There are many different views of what hurricanes are. By one measure, hurricanes are classified by the National Hurricane Center according to the strength of their winds. Ranging from Category 1, with 74 mph winds, to Category 5, a storm with winds over 155 mph. Whatever their category, hurricanes are remembered by millions of survivors by the economic cost and the loss of life in the coastal areas they devastate.
The most powerful hurricanes in recent memory, Camille, Andrew, and Katrina and Rita have caused billions of dollars in damage across the Gulf Coast States. Hurricane Camille, in 1969, had wind gusts over 172 mph at one point, and Hurricane Katrina, in 2005, had sustained winds over 175 mph. Powerful, stormy ladies, indeed.
Another measure of the strength of a hurricane is the air pressure inside the eye. The lower the pressure is inside the eye of the hurricane, the greater a hurricane’s power to suck in air. A hurricane’s winds are generated by higher-pressure air rushing into the lower-pressure eye to equalize the difference. Typically, the lower the pressure, the faster the hurricanes winds are. However, because of other variables in each storm, a particular pressure does not always correspond to a specific wind speed.
A hurricane is born when the winds of a tropical storm reach average of 74 mph and a cloudbank, called an eye wall, begins to form around a rotating column of rising air. This is a category one storm, which may seem relatively insignificant when compared to the Category 5 storm’s winds. Once it is completely organized, a hurricane will tend to track in a westerly or northwesterly direction.

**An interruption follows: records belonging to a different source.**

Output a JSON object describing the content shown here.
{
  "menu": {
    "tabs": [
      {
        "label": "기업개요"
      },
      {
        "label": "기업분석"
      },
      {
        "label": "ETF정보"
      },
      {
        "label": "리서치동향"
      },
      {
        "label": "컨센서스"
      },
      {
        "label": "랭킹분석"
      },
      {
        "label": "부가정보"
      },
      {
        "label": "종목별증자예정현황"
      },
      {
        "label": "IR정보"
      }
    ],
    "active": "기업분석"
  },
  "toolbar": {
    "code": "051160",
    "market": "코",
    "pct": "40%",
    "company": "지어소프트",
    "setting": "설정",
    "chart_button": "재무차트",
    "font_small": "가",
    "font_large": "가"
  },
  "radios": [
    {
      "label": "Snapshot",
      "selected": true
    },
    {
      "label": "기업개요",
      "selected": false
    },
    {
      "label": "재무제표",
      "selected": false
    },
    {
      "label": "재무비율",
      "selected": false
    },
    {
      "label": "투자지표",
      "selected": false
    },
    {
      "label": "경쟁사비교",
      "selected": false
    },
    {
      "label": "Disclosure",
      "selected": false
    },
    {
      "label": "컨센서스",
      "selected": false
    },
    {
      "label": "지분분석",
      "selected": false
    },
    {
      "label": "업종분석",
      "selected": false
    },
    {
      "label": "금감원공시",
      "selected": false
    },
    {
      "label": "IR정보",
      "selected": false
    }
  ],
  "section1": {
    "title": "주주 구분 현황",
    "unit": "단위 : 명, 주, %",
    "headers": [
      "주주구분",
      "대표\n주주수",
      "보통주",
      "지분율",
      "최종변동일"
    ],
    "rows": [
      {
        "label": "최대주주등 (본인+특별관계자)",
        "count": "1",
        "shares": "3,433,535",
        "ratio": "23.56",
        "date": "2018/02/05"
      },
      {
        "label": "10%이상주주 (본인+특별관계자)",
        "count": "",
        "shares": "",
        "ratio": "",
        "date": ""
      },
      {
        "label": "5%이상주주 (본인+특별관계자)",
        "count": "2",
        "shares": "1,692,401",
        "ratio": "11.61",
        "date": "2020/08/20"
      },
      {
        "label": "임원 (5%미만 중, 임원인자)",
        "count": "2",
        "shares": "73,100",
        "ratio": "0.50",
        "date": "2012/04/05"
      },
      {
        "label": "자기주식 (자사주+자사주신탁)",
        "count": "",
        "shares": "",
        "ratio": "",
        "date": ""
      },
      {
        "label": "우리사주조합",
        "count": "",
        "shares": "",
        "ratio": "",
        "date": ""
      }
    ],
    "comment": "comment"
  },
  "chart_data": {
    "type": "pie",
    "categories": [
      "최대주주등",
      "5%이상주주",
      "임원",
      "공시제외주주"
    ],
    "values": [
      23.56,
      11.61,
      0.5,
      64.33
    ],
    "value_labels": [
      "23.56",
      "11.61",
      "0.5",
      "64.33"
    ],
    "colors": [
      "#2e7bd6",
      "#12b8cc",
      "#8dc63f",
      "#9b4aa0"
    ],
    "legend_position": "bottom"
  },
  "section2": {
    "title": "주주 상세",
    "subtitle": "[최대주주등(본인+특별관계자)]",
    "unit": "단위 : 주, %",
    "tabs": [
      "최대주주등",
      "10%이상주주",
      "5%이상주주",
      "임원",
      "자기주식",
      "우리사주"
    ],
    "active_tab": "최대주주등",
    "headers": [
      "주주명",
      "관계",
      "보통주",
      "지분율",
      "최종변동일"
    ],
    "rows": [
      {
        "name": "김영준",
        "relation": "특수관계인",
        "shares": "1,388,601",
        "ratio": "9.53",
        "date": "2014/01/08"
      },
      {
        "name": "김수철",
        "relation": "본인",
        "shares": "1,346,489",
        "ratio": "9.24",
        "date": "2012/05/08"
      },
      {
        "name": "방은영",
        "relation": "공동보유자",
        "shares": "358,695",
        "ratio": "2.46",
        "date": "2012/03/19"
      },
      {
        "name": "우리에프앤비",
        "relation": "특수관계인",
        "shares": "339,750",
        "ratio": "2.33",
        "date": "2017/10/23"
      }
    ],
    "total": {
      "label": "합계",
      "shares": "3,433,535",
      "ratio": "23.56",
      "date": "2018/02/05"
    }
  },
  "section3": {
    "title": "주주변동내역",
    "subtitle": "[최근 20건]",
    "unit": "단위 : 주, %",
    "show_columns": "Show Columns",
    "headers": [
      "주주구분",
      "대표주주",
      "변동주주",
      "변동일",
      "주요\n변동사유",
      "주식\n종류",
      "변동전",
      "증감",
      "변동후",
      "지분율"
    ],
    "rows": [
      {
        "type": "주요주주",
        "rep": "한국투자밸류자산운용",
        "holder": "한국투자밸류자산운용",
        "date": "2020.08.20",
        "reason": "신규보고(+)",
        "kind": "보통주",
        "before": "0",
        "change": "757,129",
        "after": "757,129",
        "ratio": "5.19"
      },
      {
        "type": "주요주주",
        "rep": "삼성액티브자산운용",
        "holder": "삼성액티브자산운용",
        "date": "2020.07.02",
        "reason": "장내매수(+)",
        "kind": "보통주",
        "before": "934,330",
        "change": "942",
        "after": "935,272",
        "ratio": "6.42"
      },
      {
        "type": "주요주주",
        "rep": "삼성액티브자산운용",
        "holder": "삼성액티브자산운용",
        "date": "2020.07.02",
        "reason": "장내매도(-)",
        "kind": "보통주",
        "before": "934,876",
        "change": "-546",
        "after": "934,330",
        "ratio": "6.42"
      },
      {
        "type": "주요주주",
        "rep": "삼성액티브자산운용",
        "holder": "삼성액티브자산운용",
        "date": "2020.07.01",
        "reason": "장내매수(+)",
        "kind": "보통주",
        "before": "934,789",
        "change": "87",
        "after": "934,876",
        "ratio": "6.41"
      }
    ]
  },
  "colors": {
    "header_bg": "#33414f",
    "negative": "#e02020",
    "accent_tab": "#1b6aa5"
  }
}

The ability to predict the path of a hurricane has been the focus of scientific research for decades. With the advent of satellite reconnaissance and powerful computers, hurricane predictions have gained some degree of respect, although the actual path of a hurricane always falls within a variable zone of probability.
All hurricanes are dangerous storms regardless of their wind velocity. Along with the fierce winds, they are also comprised of a wall of water called a storm surge, torrents of wind-driven rain, tornados, and lightning, rotating bands of thunderstorms, and treacherous tides and rip currents.
Once they are born, hurricanes feed on the warm waters of the Atlantic and the Caribbean, gaining energy every day while moving along a relatively unpredictable path towards the islands of the Caribbean and the North American continent. They may move quickly and directly, as if making a beeline towards a coastal city with millions of people in its sights. On the other hand, it may move quite slowly and erratically, sometimes crisscrossing lands and islands such as Hurricane Inga did as it made a loop around Bermuda in 1969.
Once the do make landfall, however, hurricanes rapidly lose their oceanic energy source and collapse into the form of a tropical depression. With lower winds, tropical depressions will carry their thunderstorms and rains inland until they lose their tropical energy entirely. Occasionally, they may re-emerge and re-organize themselves along the northeast coast in the colder north Atlantic waters. From then on, they will be pushed easterly and away from the continent, where they will eventually die out.